The meagerness of personal possessions was also conveyed by Ritchie:
"My master’s best coat served him for the whole of his nineteen year’s lease of the farm. The winter evening’s were spent in the kitchen, mainly by the light of the fire, helped by parrot coal….While the women span, the master knitted stockings, the man-servant mended his shoes or stockings or any other like work, while I usually read aloud for the general benefit. Our stock of literature was scanty, consisting, besides the Bible, of some old sermons, a copy of Boston’s Fourfold State, Hervey’s 'Meditations among the Tombs'* and an ample stock of old stories and ballads – the latter being the joint property of the maid-servant and myself.”
“We had family worship every evening, the hour of which, as well as that of bedtime, was a little uncertain, owing to there being no watch or clock in the house. In the winter nights we could only judge the passing of time by the quantity of yarn spun by the mistress of maid, or by the length added to the stocking which the master was employed in making – which was rather an unreliable standard as he sometimes took a nap. When the weather permitted we regulated ourselves by the progress the “seven stars” made over the pent stack. For summer, I constructed a sun-dial by a rather unscientific process. Getting a loan of a tailor’s watch, I drew a line across a large whinstone by the shadow of the sun every hour from seven in the morning to eight at night, which answered the purpose remarkably well.”
*James Hervey (1714-58) was a writer of devotional texts. His popular 'Meditations Among the Tombs' was published in 1746 and it was often reprinted. The subject of the book is death, and the author dwells particularly on the grief caused by early death, and on the eventual re-uniting of the parted in heaven. Below is an illustration from this book.
After several year working on the farm at Largo, John Ritchie returned to the place of his birth, Kirkcaldy, to become a handloom weaver. This led to his eventual move to Edinburgh around 1800 to set up as a draper and haberdasher.
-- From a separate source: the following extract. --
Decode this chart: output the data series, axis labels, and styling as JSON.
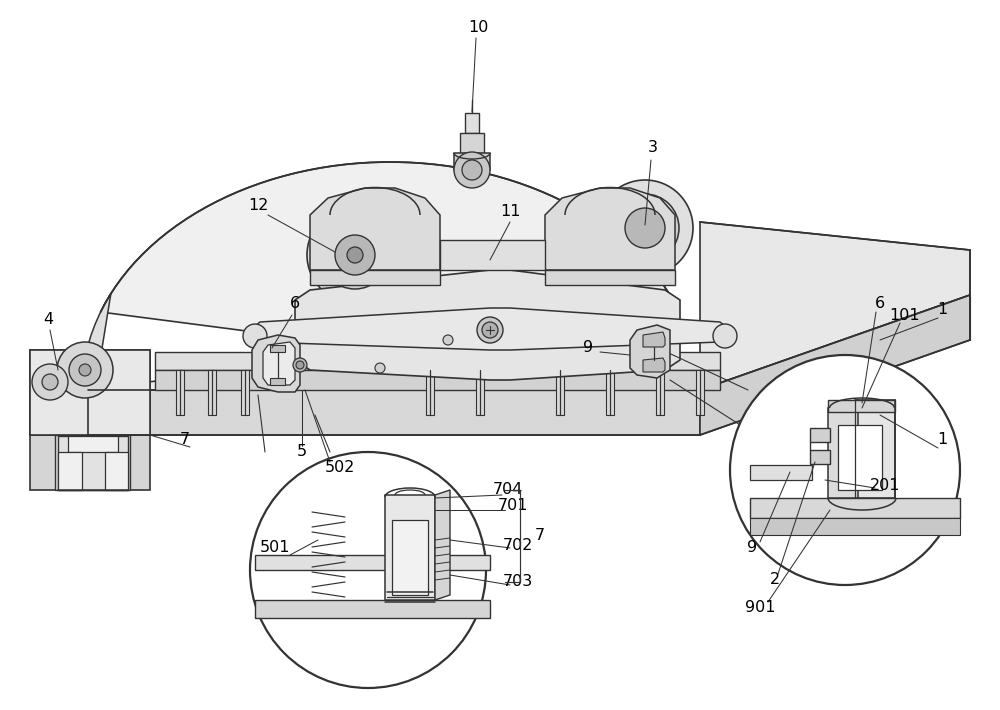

By the time that The Scotsman newspaper was established in 1817, he had a flourishing business. John Ritchie (shown below as a young man) spent 53 years at the newspaper. He lost his wife in 1831 (the same year that he lost his brother) and never remarried. He entered the town council of Edinburgh in 1844, and was a magistrate of the city from 1845 to 1847. In 1849–50 he was chairman of the Chamber of Commerce. He was one of the founders of the United Industrial School. He died on 21 December 1870, at the age of 92.
His obituary in the 22 December Scotsman stated that he maintained associations with Largo Parish throughout his life "to the benefit of the poor of the place to the end of his life, long after all other links of connection had been snapped". He certainly bequeathed to us a graphic pen-picture of conditions on a small Largo farm over two hundred years ago - in doing so demonstrating that he had great powers of observation from an early age.